In order to obtain more uniform brightness from an OLED device given variability in the transistor manufacturing process, new designs have been introduced which are current drive type active matrix pixel circuits. A current drive type active matrix circuit controls the brightness level of the pixels using a current data signal. In a current type active matrix pixel circuit, the data signal is in the form of a current signal unlike the voltage signal used in the voltage type active matrix circuits.
Examples of a current type active matrix pixel circuit are the current mirror type pixel circuit disclosed in U.S. Pat.
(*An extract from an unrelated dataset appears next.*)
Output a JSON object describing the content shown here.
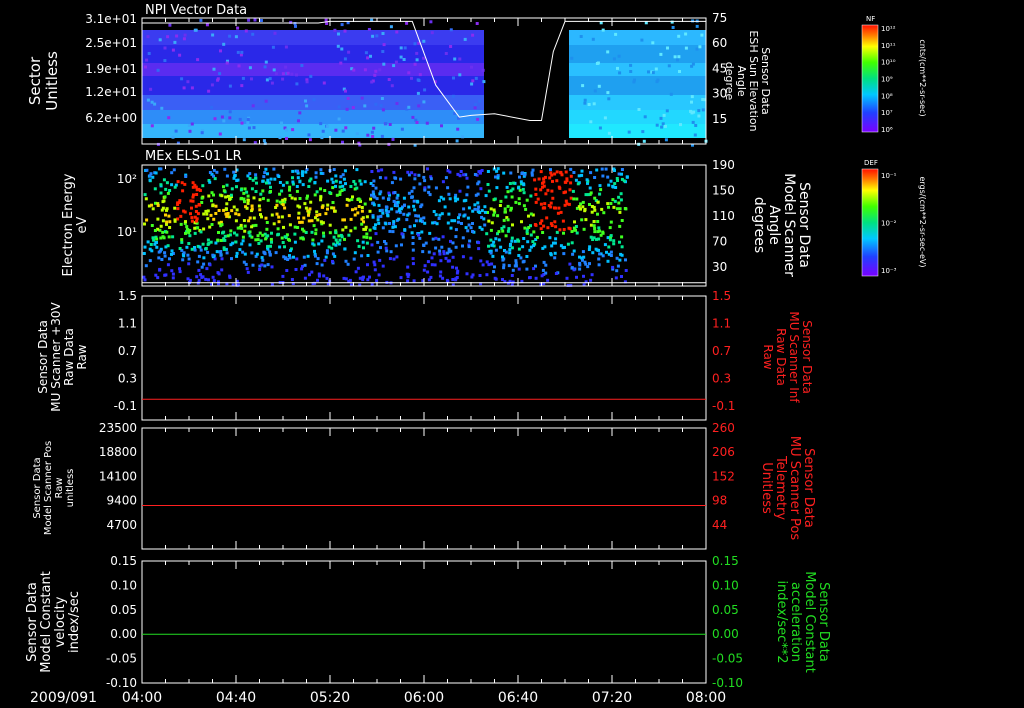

Nos. 6,501,466, 6,535,185, 6,753,654, and U.S. Patent Application Publication 2004/0144978 A2. Current mirror type pixels use a current data source that passes a first current through a first transistor (or conversion transistor) in each pixel. The gate terminal of the first transistor is electrically connected to the gate terminal of a second transistor that has either its source or drain terminal electrically connected to the organic EL element and serves as the drive transistor. This electrical connection to the organic EL element can be either direct as is shown in U.S. Pat. Nos. 6,501,466 and 6,535,185, or indirectly through another transistor as shown in U.S. Patent Application Publication 2004/0144978 A2. The current supplied through the first transistor is then mirrored onto the second transistor by nature of their connected gate terminals thereby establishing a second current. This second current can be equal to the first current or set to some ratio of the first current.
By use of this current mirror design, the need to maintain tight control of the pixel to pixel variability in the characteristics such as threshold voltage and mobility of the drive transistors is reduced. This facilitates use of thin film transistor fabrication techniques and the fabrication of large area devices. However, differences within a pixel between the characteristics of the drive transistor and the transistor having its gate terminal connected to the drive transistor's gate terminal can still result in variable brightness output. In order to reduce this brightness variability of the OLED device, the variability between these two transistors within each pixel should be reduced. Therefore, an improved pixel design with reduced variability is required.